Israel-Egypt security cooperation at one of highest levels since peace deal, say officials on both sides - Let Hamas be upset, we don't care.

تل أبيب تهلّل للتنسيق مع القاهرة: غير مسبوق
Tel-aviv hails unreceeded security co-ordination with Egypt
It might sound strange, but the current security coordination between Israel and Egypt is perhaps at the highest level it has been since the peace agreement was forged by the two nations.


Militants Attack Checkpoint in Sinai as Egypt Army Masses Troops

Local Editor

Gunmen attacked checkpoint in Egypt's Sinai overnight, causing no casualties, as the army massed troops to quell militants.

Meanwhile, Egypt temporarily reopened its Rafah border crossing into the Gaza Strip to allow people in Egypt to return home.

The border was closed after militants ambushed troops on Sunday and killed 16.

There were no further details on the overnight attack outside the town of El Arish in a region that has been increasingly on edge since Sunday's raid.

On Thursday, trucks carrying dozens of armored personnel carriers mounted with machineguns rolled through El-Arish heading to the east, where Bedouin militants have established a presence in villages near the borders with Gaza and with the occupied territories.

The build-up came after state television reported that military helicopters and soldiers killed 20 militants on Wednesday in the first such operation in Sinai in decades, in retaliation for the raid.

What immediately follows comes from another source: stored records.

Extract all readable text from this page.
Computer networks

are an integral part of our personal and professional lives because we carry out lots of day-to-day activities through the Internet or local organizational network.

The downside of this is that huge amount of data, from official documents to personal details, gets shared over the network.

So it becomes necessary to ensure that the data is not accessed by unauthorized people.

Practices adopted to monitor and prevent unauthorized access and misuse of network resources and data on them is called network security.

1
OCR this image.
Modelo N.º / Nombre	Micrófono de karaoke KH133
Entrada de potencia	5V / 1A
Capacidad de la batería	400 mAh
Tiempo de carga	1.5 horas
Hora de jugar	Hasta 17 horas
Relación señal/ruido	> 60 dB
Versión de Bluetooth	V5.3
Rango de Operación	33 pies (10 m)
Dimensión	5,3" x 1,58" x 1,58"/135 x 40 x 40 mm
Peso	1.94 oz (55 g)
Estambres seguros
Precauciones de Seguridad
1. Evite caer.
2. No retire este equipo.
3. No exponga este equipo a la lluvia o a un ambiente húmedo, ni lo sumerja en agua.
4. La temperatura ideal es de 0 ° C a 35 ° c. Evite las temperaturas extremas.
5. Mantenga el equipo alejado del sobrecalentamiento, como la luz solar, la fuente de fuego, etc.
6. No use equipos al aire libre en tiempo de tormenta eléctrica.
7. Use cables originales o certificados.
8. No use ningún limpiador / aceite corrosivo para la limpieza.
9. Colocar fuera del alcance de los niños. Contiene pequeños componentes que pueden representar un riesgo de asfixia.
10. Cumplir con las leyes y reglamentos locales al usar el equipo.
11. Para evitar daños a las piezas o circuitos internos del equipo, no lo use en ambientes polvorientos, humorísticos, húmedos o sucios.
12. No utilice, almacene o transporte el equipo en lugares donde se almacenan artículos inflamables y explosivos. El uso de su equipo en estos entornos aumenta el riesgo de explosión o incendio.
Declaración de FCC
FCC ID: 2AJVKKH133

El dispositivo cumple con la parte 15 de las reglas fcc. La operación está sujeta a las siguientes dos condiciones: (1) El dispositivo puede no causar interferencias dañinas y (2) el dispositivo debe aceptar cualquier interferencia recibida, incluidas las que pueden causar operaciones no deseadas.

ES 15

The Zionist entity said on Thursday it gave Egypt the “go-ahead “to deploy helicopters in Sinai, easing the restrictions on military presence in the peninsula set by a 1979 “peace” treaty between the neighboring countries.

At a late-night meeting with Interior Minister Ahmed Gamal al-Din in El-Arish, roughly 50 kilometers west of the Gaza border, Bedouin tribal leaders demanded to see the bodies of the militants reportedly killed on Wednesday.

"We demanded that they present us the bodies, just one or two bodies, so we can be convinced," said Eid Abu Marzuka, one of the Bedouin who took part in the meeting.

Others said they doubted the report, which a military commander in Sinai had confirmed.

The tribal leaders said they had agreed to help the military and police to restore security in the lawless peninsula and close down tunnels used to smuggle contraband and weapons to the Gaza Strip.

"There was a consensus among the tribes to destroy the tunnels. Let Hamas be upset, we don't care. Egypt should deal with the Palestinians through the Rafah border crossing," said Marzuka.

"We are against smuggling, and against the siege," he added, referring to the blockade the Zionist entity imposed on the enclave since 2007.